A private school in Midrand has closed its doors after a confrontation over a learner’s hair.
The video – apparently taken on Monday – shows the parents of a thirteen-year-old girl at Crowthorne Christian Academy arguing with the school principal, Tanya Booysen, and her husband over the girl’s dreadlocks. She had been instructed to leave the school for being in violation of the school’s code of conduct, which forbids hair extensions. However, the parents maintain that dreadlocks are not extensions, but the girl’s natural hair.
At one point in the video, Ms Booysen’s husband physically removes the girl from a classroom. The parents are visibly upset throughout the recording, questioning the religious sincerity of the principal and her husband and accusing them of racism.
The principal’s husband was subsequently arrested for assault and has been released on bail.
It has also emerged that the school was not a registered educational institution.

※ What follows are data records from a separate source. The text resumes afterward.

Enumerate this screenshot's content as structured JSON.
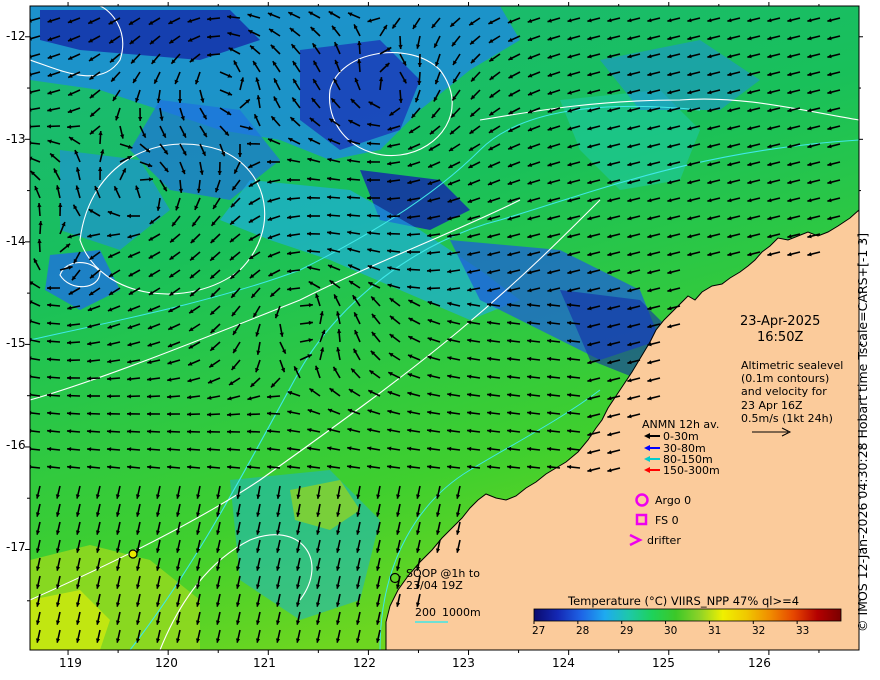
{
  "chart_data": {
    "type": "map",
    "x_axis": {
      "ticks": [
        "119",
        "120",
        "121",
        "122",
        "123",
        "124",
        "125",
        "126"
      ],
      "range": [
        118.62,
        126.9
      ]
    },
    "y_axis": {
      "ticks": [
        "-12",
        "-13",
        "-14",
        "-15",
        "-16",
        "-17"
      ],
      "range": [
        -11.7,
        -17.98
      ]
    },
    "timestamp": {
      "date": "23-Apr-2025",
      "time": "16:50Z"
    },
    "sealevel_note": [
      "Altimetric sealevel",
      "(0.1m contours)",
      "and velocity for",
      "23 Apr 16Z",
      "0.5m/s (1kt 24h)"
    ],
    "anmn_legend": {
      "title": "ANMN 12h av.",
      "items": [
        {
          "label": "0-30m",
          "color": "#000000"
        },
        {
          "label": "30-80m",
          "color": "#0000ff"
        },
        {
          "label": "80-150m",
          "color": "#00cccc"
        },
        {
          "label": "150-300m",
          "color": "#ff0000"
        }
      ]
    },
    "markers": [
      {
        "label": "Argo 0",
        "symbol": "circle",
        "color": "#ee00ee"
      },
      {
        "label": "FS 0",
        "symbol": "square",
        "color": "#ee00ee"
      },
      {
        "label": "drifter",
        "symbol": "chevron",
        "color": "#ee00ee"
      }
    ],
    "soop_note": [
      "SOOP @1h to",
      "23/04 19Z"
    ],
    "bathymetry_legend": {
      "labels": [
        "200",
        "1000m"
      ]
    },
    "colorbar": {
      "title": "Temperature (°C) VIIRS_NPP 47% ql>=4",
      "range": [
        27,
        34
      ],
      "ticks": [
        "27",
        "28",
        "29",
        "30",
        "31",
        "32",
        "33"
      ],
      "stops": [
        "#0a0a6e",
        "#1428b4",
        "#1e64e6",
        "#1eaaf0",
        "#1ec8aa",
        "#1ed25a",
        "#3cc828",
        "#8cd228",
        "#f0f000",
        "#f0c800",
        "#f08c00",
        "#e64600",
        "#b40000",
        "#7a0000"
      ]
    },
    "credit": "© IMOS 12-Jan-2026 04:30:28 Hobart time Tscale=CARS+[-1 3]"
  }
}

Hairstyle regulations and the supposed Eurocentric assumptions they embody have been a recurrent controversy. The South African Democratic Teachers’ Union said in a statement: ‘It is quite alarming that nearly 30 years into the new democracy, some schools are still using hair policies to discriminate against African learners. African hair is at the centre of the many reports of learners being discriminated and barred from schools due to their hair not conforming to the schools’ code of conduct which use Eurocentric or Westen values to define what is neat.’
The EFF has picketed the school premises.
The school’s code of conduct on hair reads: ‘All children’s hair must be clean and neat. Only natural hair is allowed. Only plain haircuts are permitted. No fashion clippings or shaves are allowed. No hair extensions are permitted. No bleaching / colouring / highlights, etc. allowed. Girls’ hair must be kept out of the eyes, once it reaches collar length, it must be tied up. Girls may tie up their hair in ponytails, a neat bun or neatly braided hair. (maximum two ponytails or two buns).’